La dotation pour investissement (DPI) était bien installée dans les exploitations viticoles et d’élevage. Elle apportait une vraie réponse au financement des stocks à rotation lente des petites et moyennes entreprises de ces secteurs, qui ont de forts besoins en fonds de roulement. Mais Bruxelles avait le dispositif dans le viseur. Paris a donc décidé de revenir au dispositif antérieur de blocage de la valeur des stocks à rotation lente, via l’article 58 de la loi de finances pour 2019. Une décision qui ne contrebalancera pas la perte de la DPI, d’autant que le mécanisme est conditionné au respect du règlement européen dit « des aides de minimis agricoles » qui plafonne pour l’instant le montant total des aides octroyées à 20 000 € sur 3 exercices fiscaux glissants (1).
Encore des incertitudes
Le dispositif est ouvert aux exploitants individuels et sociétés agricoles imposés à l’impôt sur le revenu dans la catégorie des bénéfices agricoles (BA), selon un régime réel, normal ou simplifié. Il permet de neutraliser l’impact fiscal des augmentations de valeur constatées à l’occasion des inventaires annuels, sur leurs bénéfices imposables. L’imposition de la croissance de valeur des stocks est simplement différée à l’exercice de revente des stocks visés par le dispositif.
Le dispositif semble viser tous types de produits agricoles à rotation lente, qu’il s’agisse de productions végétales ou d’animaux. La durée du cycle de rotation n’étant cependant pas précisée par le texte, cette précision est attendue dans les futurs commentaires administratifs à paraître. L’ancien mécanisme, applicable jusqu’en 2005, visait, lui, les stocks de plus d’un an.
Une option pour 5 ans
La valeur des stocks à rotation lente peut, sur option expresse, être bloquée jusqu’à leur vente à la valeur retenue à la clôture de l’exercice précédant l’option pour le dispositif de blocage. Le mécanisme permet donc, pour les exploitants qui évaluent leurs stocks au coût de revient effectif, de ne pas prendre en compte les dépenses d’entretien et de conservation dans la valorisation des stocks à partir des exercices couverts par l’option.

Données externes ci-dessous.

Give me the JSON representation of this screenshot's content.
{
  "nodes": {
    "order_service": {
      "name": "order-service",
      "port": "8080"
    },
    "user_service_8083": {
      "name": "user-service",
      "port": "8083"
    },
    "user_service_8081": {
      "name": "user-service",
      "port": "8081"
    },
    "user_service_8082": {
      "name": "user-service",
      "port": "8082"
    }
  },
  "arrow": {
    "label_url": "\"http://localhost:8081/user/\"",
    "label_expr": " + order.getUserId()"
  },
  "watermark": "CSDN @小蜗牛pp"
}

Ces dépenses sont immédiatement déductibles du bénéfice imposable, comme par exemple les frais de vinification, de stockage, de vieillissement et de mise en bouteilles des viticulteurs.
Le dispositif devrait permettre d’éviter que l’inventaire comptable annuel de leurs stocks n’ait un quelconque impact sur leur bénéfice imposable. Le blocage de leur valeur suppose néanmoins un suivi précis des valeurs d’entrée des différents produits et animaux comptabilisés en stocks, ainsi que de leur date d’entrée et de sortie.
L’option pour ce dispositif de blocage de la valeur des stocks doit être formulée dans le délai de déclaration des résultats du premier exercice auquel elle s’applique, à partir du 1er janvier 2019. Elle est souscrite pour une durée de 5 ans et se renouvelle tacitement par périodes quinquennales, sauf dénonciation.
Des incompatibilités
Le mécanisme de blocage de la valeur des stocks est compatible avec la déduction pour épargne de précaution (DEP) applicable aux exercices clos à compter du 1er janvier 2019. En revanche, il n’est pas possible d’opter pour ce dispositif en cas d’option en cours à la moyenne triennale (art. 75-0 B du CGI), et réciproquement. De même, le dispositif est exclusif de l’étalement des revenus exceptionnels (article 75-0 A du CGI).
(1) Le 21 février 2019, le plafond d’aide des minimis est passé de 15 000 euros maximum sur 3 ans à 20 000 €. Les Etats membres qui le souhaitent peuvent relever le plafond à 25 000 € en respectant certaines conditions.
Auteur: Christophe Tichadou, expert-comptable associé du cabinet Alliance-Mozaïk, membre d'AgirAgri.